FastVDMA was verified in the xc7z030fbg676-2
chip achieving an average throughput of 750MB/s, while being clocked at 250MHz, and average of 330MB/s at 100MHz under the same workload. Both the speeds were performed in a Memory-Stream-Memory configuration using two controllers configured with AXI4 and AXI-Stream buses. The first controller reads data from memory and sends it out via an AXI-Stream interface, while the second receives the stream and writes the data received to a second buffer in memory.
Wishbone and AXI4 busses were connected to a LiteDRAM controller providing access to DDR3 memory. Both busses used a 32-bit data bus to connect to the DDR3 controller.
In both cases the data transferred consisted of a 4MB block of randomly produced data which was subsequently verified for possible transmission errors after each transfer.
Resource usage
The AXI4=>AXI-Stream (MM2S) configuration utilized 425 slices on a xc7z030fbg676-2
chip which was used for tesing the design.
AXI-Stream=>AXI4 (S2MM) requires 455 slices on the same chip.
Both configurations were instantiated in the same design and connected in a back-to-back configuration that allowed memory-to-memory transfers while still using configurations equipped with AXI-Stream interfaces.
Dependencies
Because the controller is written in Chisel, it requires sbt
, scala
and java
to be installed; additionally the tests require imagemagick
.
Simulation
FastVDMA can be simulated as a whole but certain components can be tested separately.

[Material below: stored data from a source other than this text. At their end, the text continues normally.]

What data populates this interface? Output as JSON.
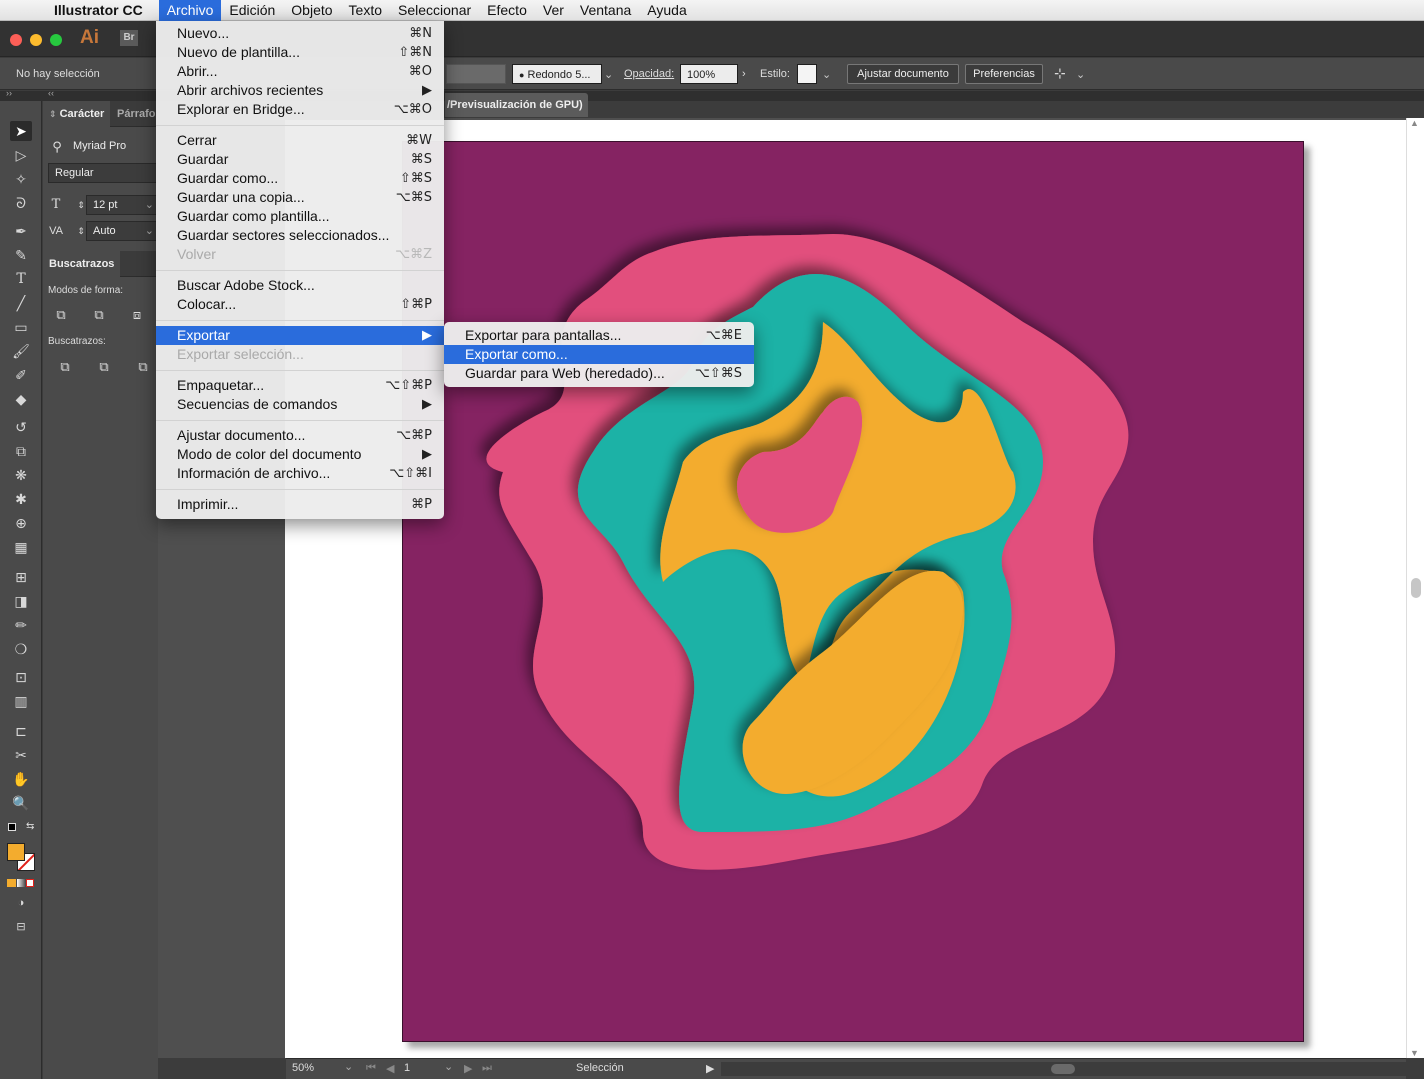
{
  "menubar": {
    "app_name": "Illustrator CC",
    "items": [
      "Archivo",
      "Edición",
      "Objeto",
      "Texto",
      "Seleccionar",
      "Efecto",
      "Ver",
      "Ventana",
      "Ayuda"
    ],
    "active": "Archivo"
  },
  "titlebar": {
    "ai_logo": "Ai",
    "br_logo": "Br"
  },
  "control": {
    "selection_status": "No hay selección",
    "brush": "Redondo 5...",
    "opacity_label": "Opacidad:",
    "opacity_value": "100%",
    "style_label": "Estilo:",
    "doc_setup_btn": "Ajustar documento",
    "prefs_btn": "Preferencias"
  },
  "doc_tab": "/Previsualización de GPU)",
  "character_panel": {
    "tab_active": "Carácter",
    "tab_other": "Párrafo",
    "font_family": "Myriad Pro",
    "font_style": "Regular",
    "font_size": "12 pt",
    "tracking": "Auto"
  },
  "pathfinder_panel": {
    "tab": "Buscatrazos",
    "shape_modes_label": "Modos de forma:",
    "pathfinders_label": "Buscatrazos:"
  },
  "file_menu": {
    "items": [
      {
        "label": "Nuevo...",
        "shortcut": "⌘N"
      },
      {
        "label": "Nuevo de plantilla...",
        "shortcut": "⇧⌘N"
      },
      {
        "label": "Abrir...",
        "shortcut": "⌘O"
      },
      {
        "label": "Abrir archivos recientes",
        "shortcut": "▶"
      },
      {
        "label": "Explorar en Bridge...",
        "shortcut": "⌥⌘O"
      },
      {
        "label": "Cerrar",
        "shortcut": "⌘W"
      },
      {
        "label": "Guardar",
        "shortcut": "⌘S"
      },
      {
        "label": "Guardar como...",
        "shortcut": "⇧⌘S"
      },
      {
        "label": "Guardar una copia...",
        "shortcut": "⌥⌘S"
      },
      {
        "label": "Guardar como plantilla...",
        "shortcut": ""
      },
      {
        "label": "Guardar sectores seleccionados...",
        "shortcut": ""
      },
      {
        "label": "Volver",
        "shortcut": "⌥⌘Z"
      },
      {
        "label": "Buscar Adobe Stock...",
        "shortcut": ""
      },
      {
        "label": "Colocar...",
        "shortcut": "⇧⌘P"
      },
      {
        "label": "Exportar",
        "shortcut": "▶"
      },
      {
        "label": "Exportar selección...",
        "shortcut": ""
      },
      {
        "label": "Empaquetar...",
        "shortcut": "⌥⇧⌘P"
      },
      {
        "label": "Secuencias de comandos",
        "shortcut": "▶"
      },
      {
        "label": "Ajustar documento...",
        "shortcut": "⌥⌘P"
      },
      {
        "label": "Modo de color del documento",
        "shortcut": "▶"
      },
      {
        "label": "Información de archivo...",
        "shortcut": "⌥⇧⌘I"
      },
      {
        "label": "Imprimir...",
        "shortcut": "⌘P"
      }
    ]
  },
  "export_submenu": {
    "items": [
      {
        "label": "Exportar para pantallas...",
        "shortcut": "⌥⌘E"
      },
      {
        "label": "Exportar como...",
        "shortcut": ""
      },
      {
        "label": "Guardar para Web (heredado)...",
        "shortcut": "⌥⇧⌘S"
      }
    ]
  },
  "statusbar": {
    "zoom": "50%",
    "page": "1",
    "tool": "Selección"
  },
  "colors": {
    "background": "#852362",
    "pink": "#e24f7d",
    "teal": "#1fb2a6",
    "yellow": "#f3ac2e",
    "fill_swatch": "#f3ac2e",
    "menu_highlight": "#2a6cdc"
  }
}
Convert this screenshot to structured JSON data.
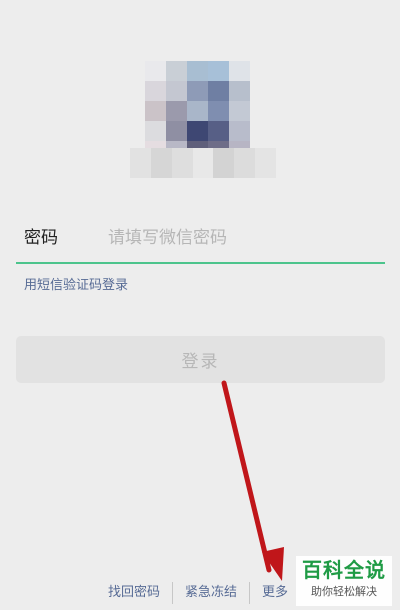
{
  "login": {
    "password_label": "密码",
    "password_placeholder": "请填写微信密码",
    "sms_login_link": "用短信验证码登录",
    "login_button": "登录"
  },
  "footer": {
    "items": [
      "找回密码",
      "紧急冻结",
      "更多"
    ]
  },
  "watermark": {
    "title": "百科全说",
    "subtitle": "助你轻松解决"
  },
  "colors": {
    "accent_line": "#4cc48c",
    "link": "#576b95",
    "annotation_arrow": "#c0161a",
    "watermark_green": "#1f9b45"
  }
}
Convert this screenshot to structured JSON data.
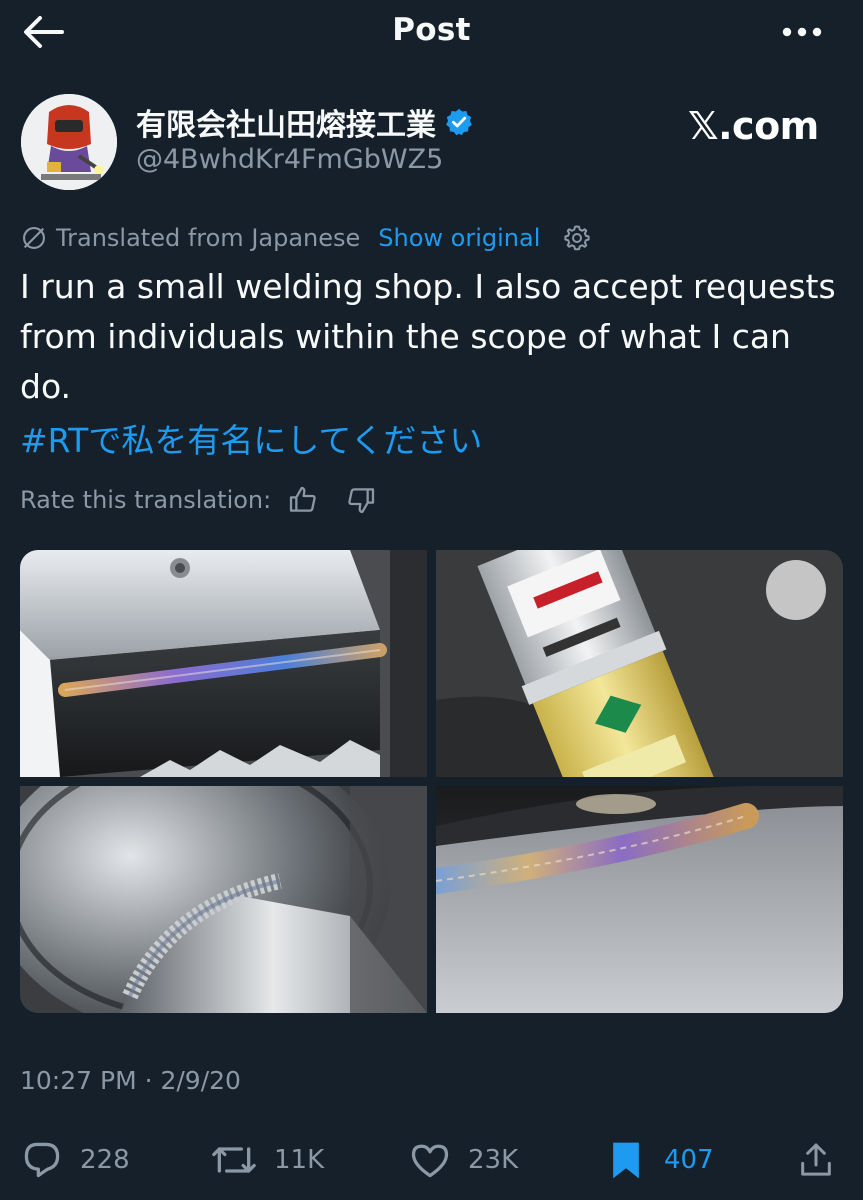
{
  "header": {
    "title": "Post",
    "back_icon": "arrow-left-icon",
    "more_icon": "more-horizontal-icon"
  },
  "author": {
    "display_name": "有限会社山田熔接工業",
    "handle": "@4BwhdKr4FmGbWZ5",
    "verified": true
  },
  "watermark": "𝕏.com",
  "translation": {
    "label": "Translated from Japanese",
    "show_original": "Show original"
  },
  "post": {
    "text": "I run a small welding shop. I also accept requests from individuals within the scope of what I can do.",
    "hashtag": "#RTで私を有名にしてください"
  },
  "rate": {
    "label": "Rate this translation:"
  },
  "timestamp": "10:27 PM · 2/9/20",
  "actions": {
    "replies": "228",
    "reposts": "11K",
    "likes": "23K",
    "bookmarks": "407"
  },
  "colors": {
    "background": "#15202b",
    "accent": "#1d9bf0",
    "secondary_text": "#8b98a5"
  }
}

You can simulate the full design by running:
make test
To run all tests, including the full test mentioned above, execute:
make testall
Each testrun generates a .vcd
file which can be opened using GTKWave or any other .vcd
viewer.
Output files are located in a separate subdirectories inside the test_run_dir
directory.
The full test should generate an out.png
file demonstrating a 2D transfer with configurable stride. The resulting image should look similar to:
Synthesis
To generate a synthesizable verilog file, run:
make verilog
The generated file will be named DMATop$(DMACONFIG).v
where DMACONFIG
is chosen DMA configuration. Verilog module will be named in the same manner.
Register map
Current register layout is shown in the table below:
Address | Role |
---|---|
0x00 |
Control register |
0x04 |
Status register |
0x08 |
Interrupt mask regiser |
0x0c |
Interrupt status register |
0x10 |
Reader start address |
0x14 |
Reader line length |
0x18 |
Reader line count |
0x1c |
Reader stride between lines |
0x20 |
Writer start address |
0x24 |
Writer line length |
0x28 |
Writer line count |
0x2c |
Writer stride between lines |
0x30 |
Version register |
0x34 |
Configuration register |
For a detailed description of register fields check Register fields.

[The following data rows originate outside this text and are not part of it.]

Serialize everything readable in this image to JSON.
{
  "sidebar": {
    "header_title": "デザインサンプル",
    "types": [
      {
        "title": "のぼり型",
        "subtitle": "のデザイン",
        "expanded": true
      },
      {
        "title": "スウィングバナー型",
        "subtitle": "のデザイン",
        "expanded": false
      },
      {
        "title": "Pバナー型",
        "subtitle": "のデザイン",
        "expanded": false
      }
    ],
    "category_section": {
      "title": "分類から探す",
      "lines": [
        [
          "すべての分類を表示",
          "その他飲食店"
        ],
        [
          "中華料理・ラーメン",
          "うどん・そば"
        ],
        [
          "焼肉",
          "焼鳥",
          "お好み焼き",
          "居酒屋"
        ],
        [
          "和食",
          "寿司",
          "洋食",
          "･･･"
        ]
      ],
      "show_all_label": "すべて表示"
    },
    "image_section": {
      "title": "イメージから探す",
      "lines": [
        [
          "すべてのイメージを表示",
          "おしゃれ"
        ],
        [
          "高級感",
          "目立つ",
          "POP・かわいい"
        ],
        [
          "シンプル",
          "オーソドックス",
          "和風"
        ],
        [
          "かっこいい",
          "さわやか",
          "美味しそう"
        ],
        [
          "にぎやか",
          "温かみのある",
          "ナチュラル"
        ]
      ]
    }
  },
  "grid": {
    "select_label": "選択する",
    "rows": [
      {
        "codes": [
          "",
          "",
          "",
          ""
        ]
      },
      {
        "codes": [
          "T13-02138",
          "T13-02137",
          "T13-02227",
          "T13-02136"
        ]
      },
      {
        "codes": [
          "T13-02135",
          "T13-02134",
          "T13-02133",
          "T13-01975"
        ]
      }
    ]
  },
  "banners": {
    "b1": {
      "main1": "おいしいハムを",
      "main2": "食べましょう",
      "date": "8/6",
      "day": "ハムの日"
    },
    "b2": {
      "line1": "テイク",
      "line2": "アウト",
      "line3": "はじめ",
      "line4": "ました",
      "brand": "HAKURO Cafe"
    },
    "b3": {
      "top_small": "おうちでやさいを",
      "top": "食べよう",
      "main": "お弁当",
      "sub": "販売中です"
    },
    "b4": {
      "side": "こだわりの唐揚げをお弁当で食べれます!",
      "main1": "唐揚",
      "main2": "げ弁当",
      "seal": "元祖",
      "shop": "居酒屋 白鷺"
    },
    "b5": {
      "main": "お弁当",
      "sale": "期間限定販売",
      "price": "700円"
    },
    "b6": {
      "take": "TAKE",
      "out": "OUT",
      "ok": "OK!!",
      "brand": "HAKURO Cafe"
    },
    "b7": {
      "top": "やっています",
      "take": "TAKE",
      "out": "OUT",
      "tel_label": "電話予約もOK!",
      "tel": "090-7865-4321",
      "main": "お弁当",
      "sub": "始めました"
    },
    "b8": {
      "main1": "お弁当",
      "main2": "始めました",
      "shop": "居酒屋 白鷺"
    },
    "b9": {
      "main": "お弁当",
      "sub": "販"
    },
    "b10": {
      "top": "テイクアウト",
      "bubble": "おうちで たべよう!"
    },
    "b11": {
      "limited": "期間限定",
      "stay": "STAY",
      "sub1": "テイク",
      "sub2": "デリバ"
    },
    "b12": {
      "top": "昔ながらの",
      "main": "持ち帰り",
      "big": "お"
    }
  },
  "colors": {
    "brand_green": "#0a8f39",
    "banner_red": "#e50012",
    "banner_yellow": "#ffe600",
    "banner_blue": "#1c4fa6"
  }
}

You can also check WorkerCSRWrapper for more details on how the CSRs are attached to the DMA logic (io.csr(0)
refers to 0x00
, io.csr(1)
to 0x04
and so on).
Customizing FastVDMA
Configuration for the DMA is located in the DMAConfig file.
Most of the settings are defined in the DMATop
companion object. To change which buses are used you need to set the DMACONFIG
environment variable. All possible configurations are listed in the map in DMAConfig
file. The DMACONFIG
variable consists of names for reader, control and writer buses.

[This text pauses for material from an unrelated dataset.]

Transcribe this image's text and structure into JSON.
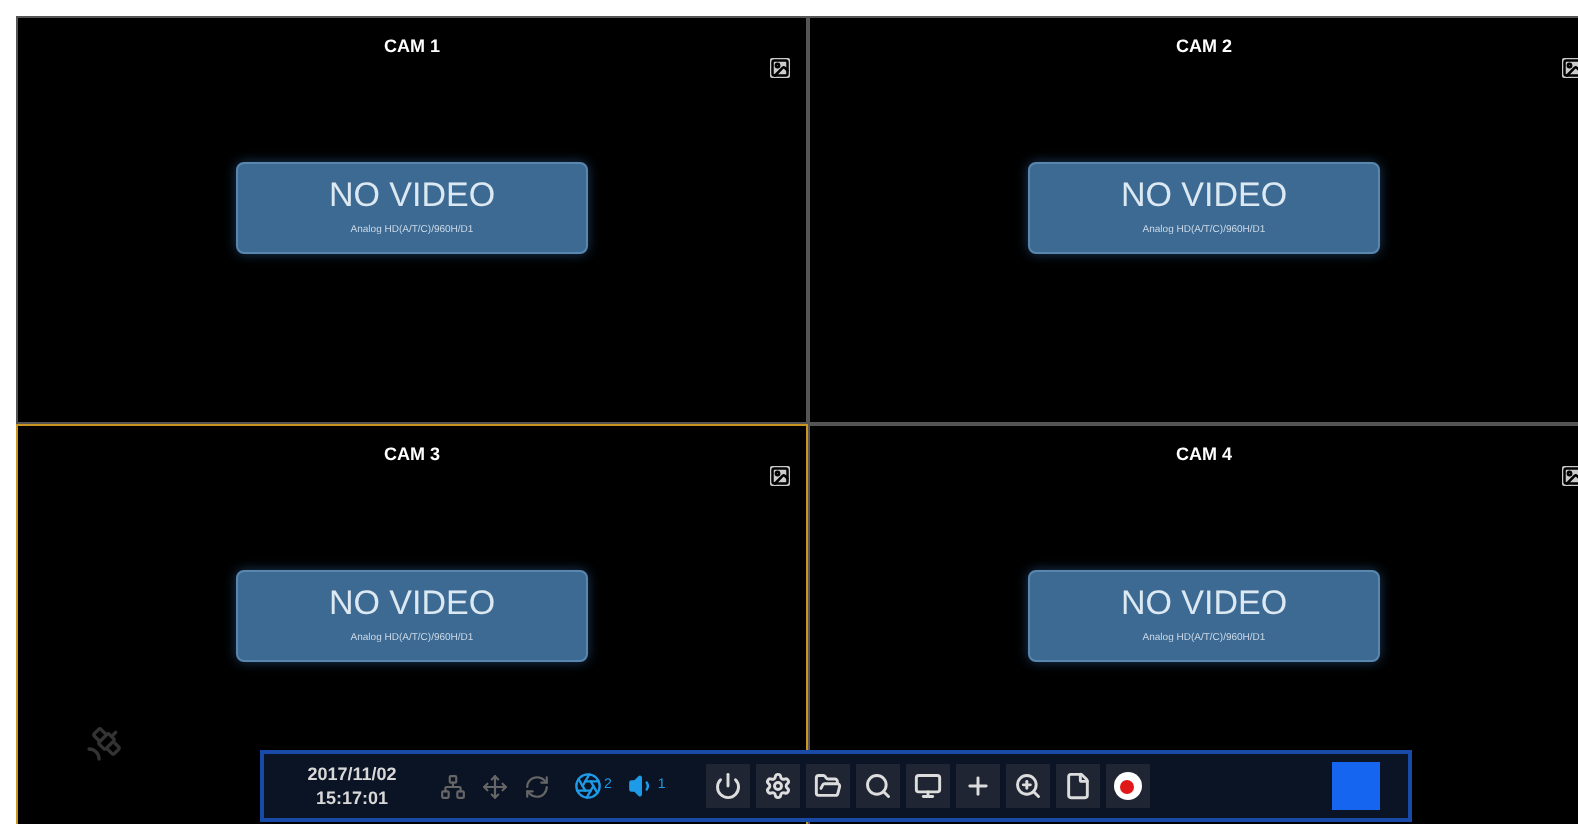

For example, to generate a design consisting of AXI Stream reader, AXI4 writer and AXILite control you would need to set DMACONFIG
to AXIS_AXIL_AXI
.
However, if you would like to run already written tests on your specified configuration you will also need to cast buses in io
field in DMAFull
accordingly to chosen cofiguration. Example:
val io = dut.io.asInstanceOf[Bundle{
val control: AXI4Lite
val read: AXIStream
val write: AXI4
val irq: InterruptBundle
val sync: SyncBundle}]
You will also need to remeber to choose correct BFMs:
val axil_master = new AxiLiteMasterBfm(io.control, peek, poke, println)
val axis_master = new AxiStreamMasterBfm(io.read, width, peek, poke, println)
val axi4_slave = new Axi4SlaveBfm(io.write, width * height, peek, poke, println)
Source code structure
- src/main/scala/DMAController contains sources of the DMA controller
- src/test/scala/DMAController contains tests
Linux drivers
FastVDMA can be controlled using a Linux driver. The source code and relevant documentation can be found in a separate repository.